A few weeks ago, Chesapeake Energy Corp. announced Oklahoma City icon Aubrey McClendon's retirement, the latest twist in a highly public campaign by “activist” shareholders to bring about changes at Chesapeake.
A different group of activist investors has taken a position in SandRidge Energy Inc., also calling for change. Targeting Chesapeake and SandRidge has certainly attracted the attention of shareholders. It should also command the thoughtful concern of Oklahomans.
Activist shareholders — like ordinary investors — take a position in a public company hoping to make a profit. Unlike ordinary shareholders, though, activists buy stock intending to push for changes in the company that they think will make its stock price go higher.
They use a variety of tactics, such as private negotiations, publicity campaigns, litigation and proxy battles to get management to accede to their demands, even taking over the board of directors sometimes.
As a general matter, it is important to realize that activists have the right as shareholders — owners of the company — to do these things. And it's safe to assume that many activist grievances about companies and management are legitimate.

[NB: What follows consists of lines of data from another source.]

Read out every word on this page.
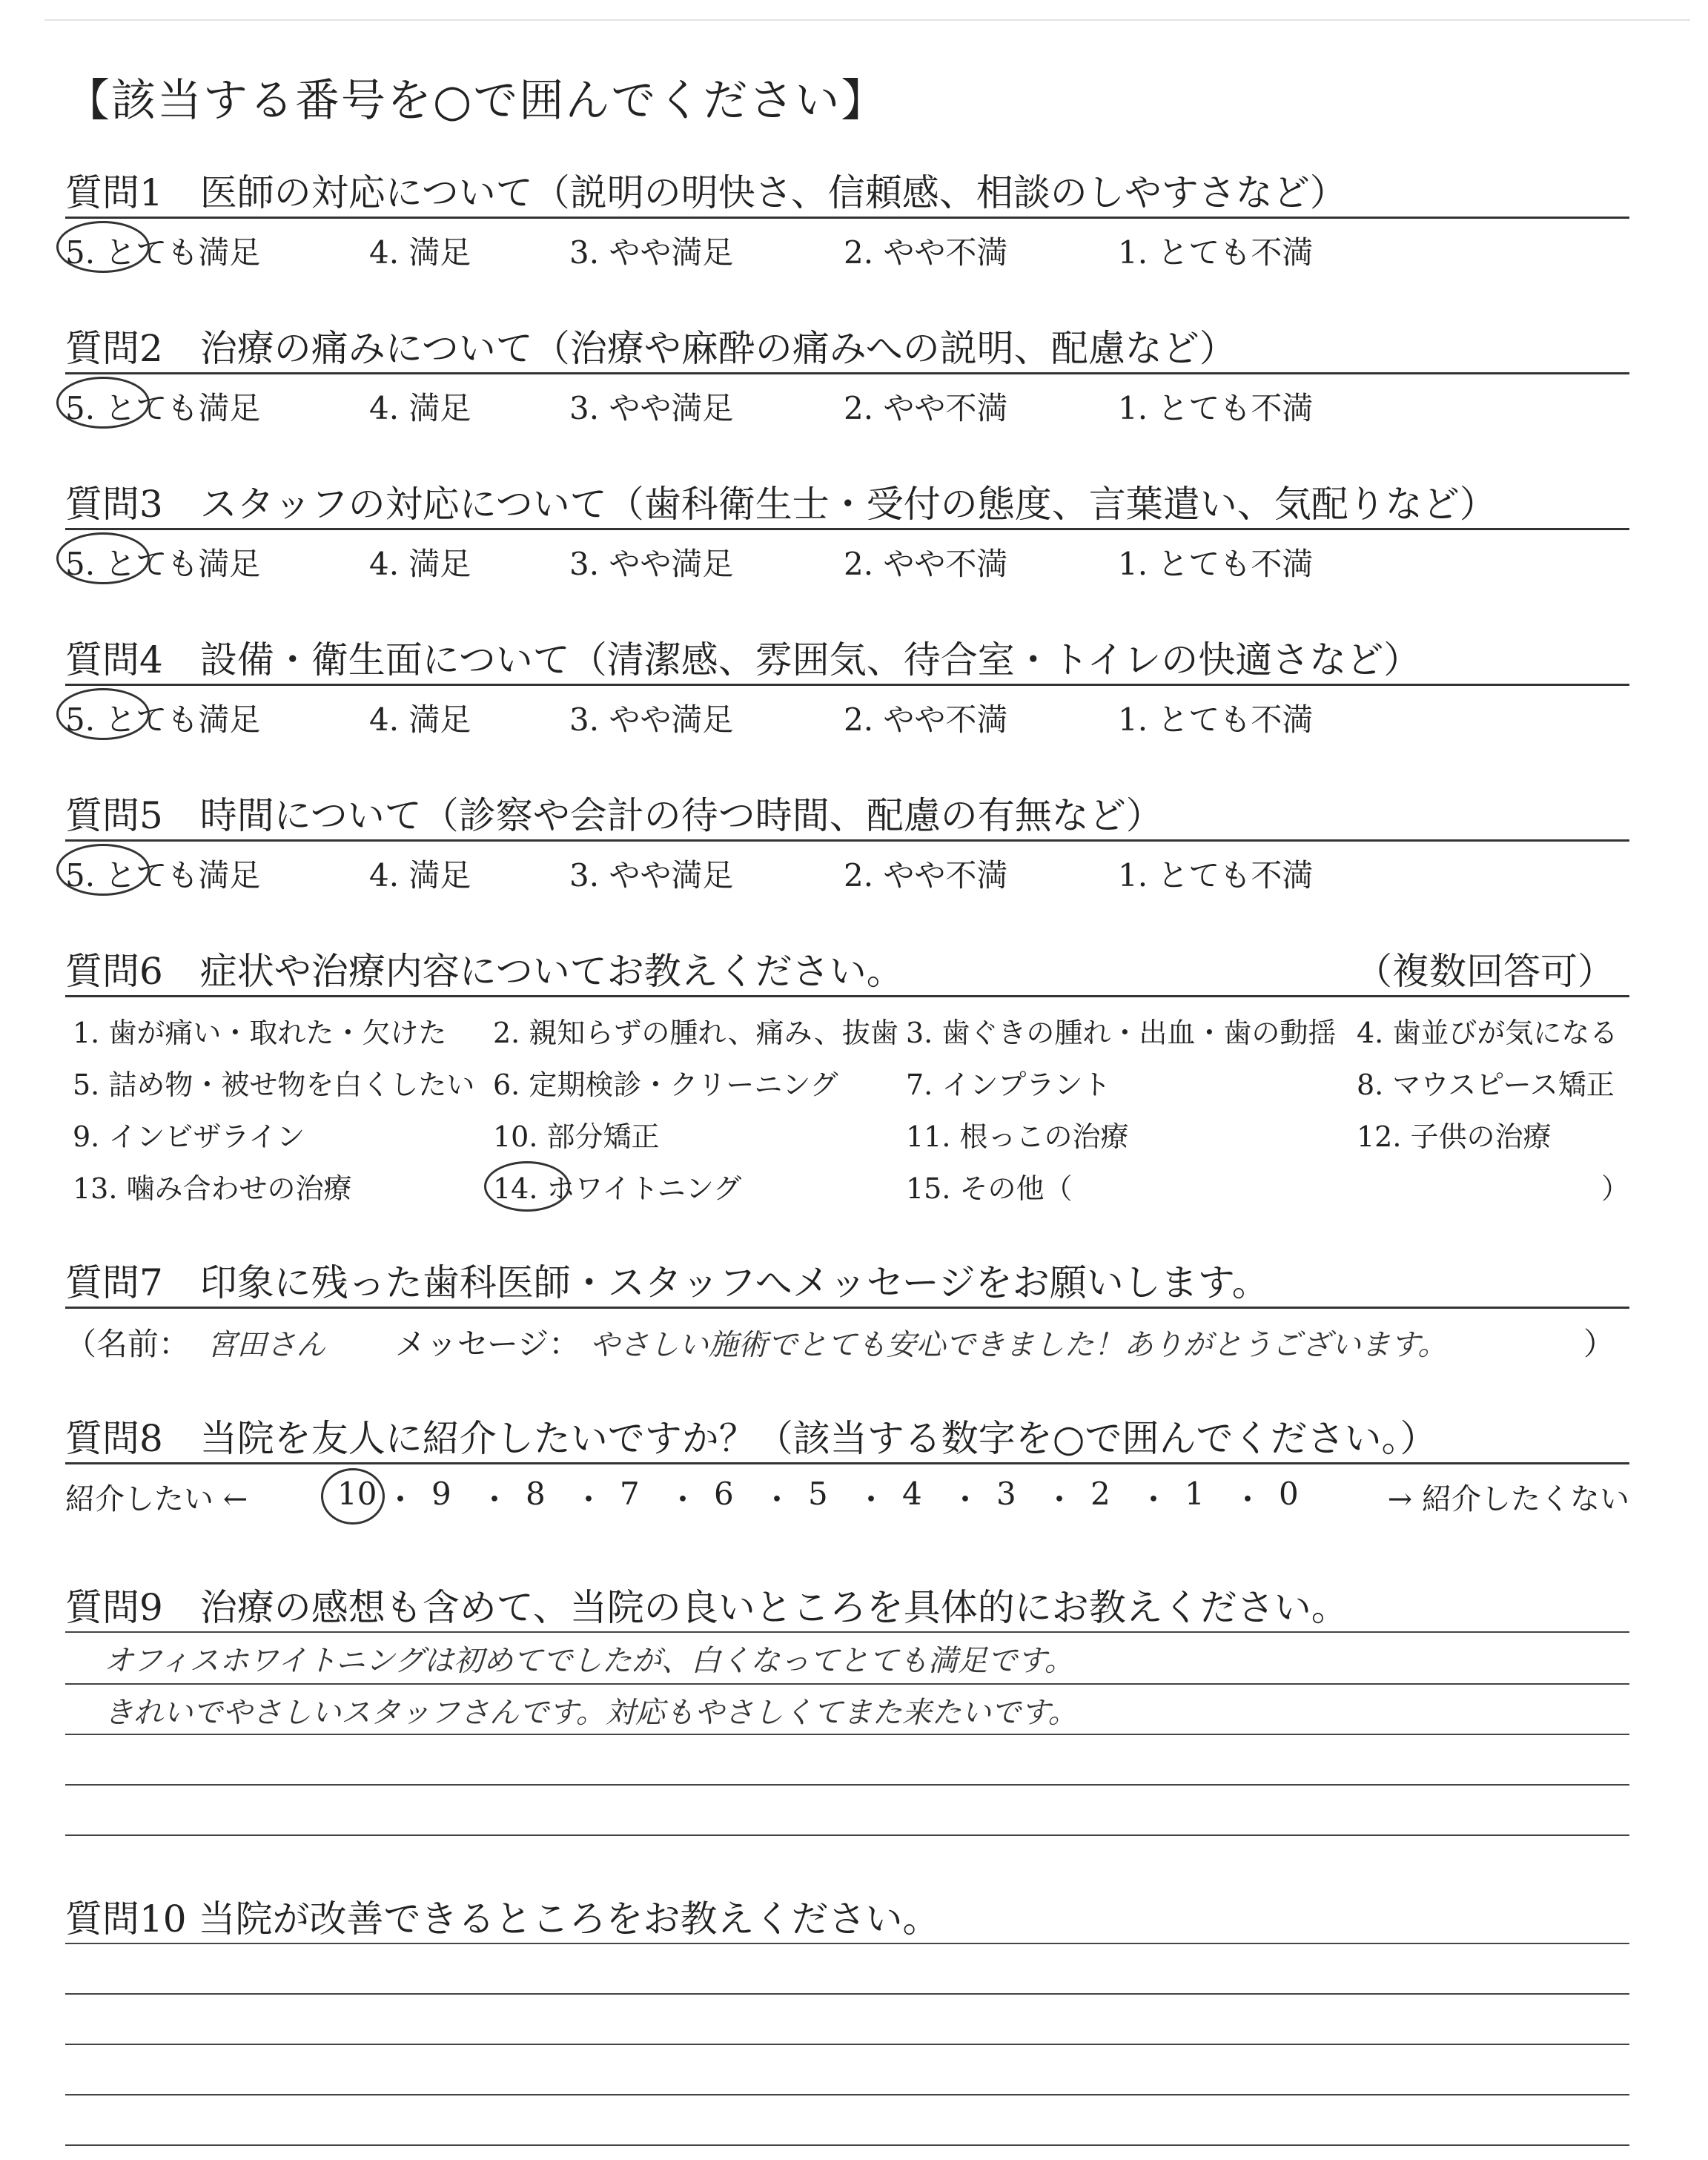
【該当する番号を○で囲んでください】
質問1　医師の対応について（説明の明快さ、信頼感、相談のしやすさなど）
5. とても満足	4. 満足	3. やや満足	2. やや不満	1. とても不満
質問2　治療の痛みについて（治療や麻酔の痛みへの説明、配慮など）
5. とても満足	4. 満足	3. やや満足	2. やや不満	1. とても不満
質問3　スタッフの対応について（歯科衛生士・受付の態度、言葉遣い、気配りなど）
5. とても満足	4. 満足	3. やや満足	2. やや不満	1. とても不満
質問4　設備・衛生面について（清潔感、雰囲気、待合室・トイレの快適さなど）
5. とても満足	4. 満足	3. やや満足	2. やや不満	1. とても不満
質問5　時間について（診察や会計の待つ時間、配慮の有無など）
5. とても満足	4. 満足	3. やや満足	2. やや不満	1. とても不満
質問6　症状や治療内容についてお教えください。	（複数回答可）
1. 歯が痛い・取れた・欠けた 2. 親知らずの腫れ、痛み、抜歯 3. 歯ぐきの腫れ・出血・歯の動揺 4. 歯並びが気になる
5. 詰め物・被せ物を白くしたい 6. 定期検診・クリーニング 7. インプラント	8. マウスピース矯正
9. インビザライン	10. 部分矯正	11. 根っこの治療	12. 子供の治療
13. 噛み合わせの治療	14. ホワイトニング	15. その他（	）
質問7　印象に残った歯科医師・スタッフへメッセージをお願いします。
（名前： 宮田さん メッセージ： やさしい施術でとても安心できました！ありがとうございます。	）
質問8　当院を友人に紹介したいですか？（該当する数字を○で囲んでください。）
紹介したい ←	→ 紹介したくない
10 ・ 9 ・ 8 ・ 7 ・ 6 ・ 5 ・ 4 ・ 3 ・ 2 ・ 1 ・ 0
質問9　治療の感想も含めて、当院の良いところを具体的にお教えください。
オフィスホワイトニングは初めてでしたが、白くなってとても満足です。
きれいでやさしいスタッフさんです。対応もやさしくてまた来たいです。
質問10 当院が改善できるところをお教えください。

But that doesn't make it less potentially painful for Oklahoma City should shareholder activism lead to layoffs, restructuring or even a sale — it doesn't take a long memory to recall the dislocation caused by Anadarko Petroleum's acquisition of Kerr-McGee Corporation in 2006, which the Greater Oklahoma City Chamber of Commerce at the time estimated would cost the local economy almost $247 million annually.
And it doesn't make less ugly the spectacle of a company people feel like they know having to justify to people they don't know (the activists and other shareholders) its corporate actions and strategies, and even its existence, through the prism of its stock price.
Taking a step back, then, how does one fairly and dispassionately assess what activist investors do?
Hostile takeovers, about which much has been written, provide a useful framework for thinking about activist investing. Although the two are not the same, they are functionally similar in that they involve corporate overtures that are unwelcome by the target company, and the same controversial defensive tactics sanctioned by law, such as poison pills and staggered boards, come into play.
A poison pill is so called because the acquirer's declaration of its intent acts as a trigger to give new rights to existing shareholders. Having staggered boards means that directors are elected — and can only be removed — a few at a time. Both of these make takeovers, and activist investing, more difficult and expensive.